Create a Pydantic model that describes your configuration structure:

```python
from pydantic import BaseModel, ConfigDict

class AppConfig(BaseModel):
    model_config = ConfigDict(arbitrary_types_allowed=True)
    
    my_database: DatabaseService
    my_user_service: UserService
```

### Step 5: Load with Type Validation

```python
from modelmirror.mirror import Mirror

# Load configuration with full type checking
mirror = Mirror('myapp')
config = mirror.reflect_typed('config.json', AppConfig)

# Now you have full IDE support and type safety
print(config.my_database.host)  # IDE autocomplete works!
print(config.my_user_service.get_user(456))  # Type-safe method calls
```

**That's it!** Your classes are now configured via JSON with automatic dependency injection AND full type safety.

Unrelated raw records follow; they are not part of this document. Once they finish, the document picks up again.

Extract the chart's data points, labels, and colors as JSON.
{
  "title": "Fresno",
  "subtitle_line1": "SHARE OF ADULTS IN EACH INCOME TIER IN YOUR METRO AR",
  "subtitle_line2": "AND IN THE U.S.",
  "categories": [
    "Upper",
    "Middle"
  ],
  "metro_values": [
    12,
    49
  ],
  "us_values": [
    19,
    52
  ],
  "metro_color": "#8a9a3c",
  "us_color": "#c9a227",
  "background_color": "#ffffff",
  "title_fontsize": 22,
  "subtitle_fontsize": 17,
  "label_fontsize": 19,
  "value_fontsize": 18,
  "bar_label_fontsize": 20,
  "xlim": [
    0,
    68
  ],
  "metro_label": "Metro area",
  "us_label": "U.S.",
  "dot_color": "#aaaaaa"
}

### Benefits of Using a Schema

- **IDE Support**: Full autocomplete and IntelliSense
- **Type Checking**: Catch configuration errors at load time
- **Documentation**: Schema serves as living documentation
- **Validation**: Pydantic validates all field types automatically
- **Refactoring Safety**: IDE can track usage across your codebase

### Example with Validation

```python
from pydantic import BaseModel, Field
from typing import List

class DatabaseConfig(BaseModel):
    host: str = Field(..., min_length=1)
    port: int = Field(..., ge=1, le=65535)
    max_connections: int = Field(default=10, ge=1)

class AppConfig(BaseModel):
    model_config = ConfigDict(arbitrary_types_allowed=True)
    
    databases: List[DatabaseService]
    user_service: UserService
    debug_mode: bool = False

# This will validate all constraints when loading
config = mirror.reflect_typed('config.json', AppConfig)
```

## Advanced Usage

### Working with Lists

```json
{
    "services": [
        {
            "$reference": {
                "registry": {"schema": "service", "version": "1.0.0"},
                "instance": "service_1"
            },
            "name": "Primary Service"
        },
        "$service_1",
        {
            "$reference": {
                "registry": {"schema": "service", "version": "1.0.0"}
            },
            "name": "Secondary Service"
        }
    ]
}
```

### Retrieving Instances

```python
# Get single instance by type
user_service = instances.get(UserService)

# Get instance by singleton name
database = instances.get(DatabaseService, '$main_db')

# Get all instances of a type as list
all_services = instances.get(list[ServiceClass])

# Get all instances as dictionary
service_dict = instances.get(dict[str, ServiceClass])
```

## Installation

```bash
pip install modelmirror
```

## Requirements

- Python >= 3.10
- Pydantic >= 2.0.0

## License

MIT License - see LICENSE file for details.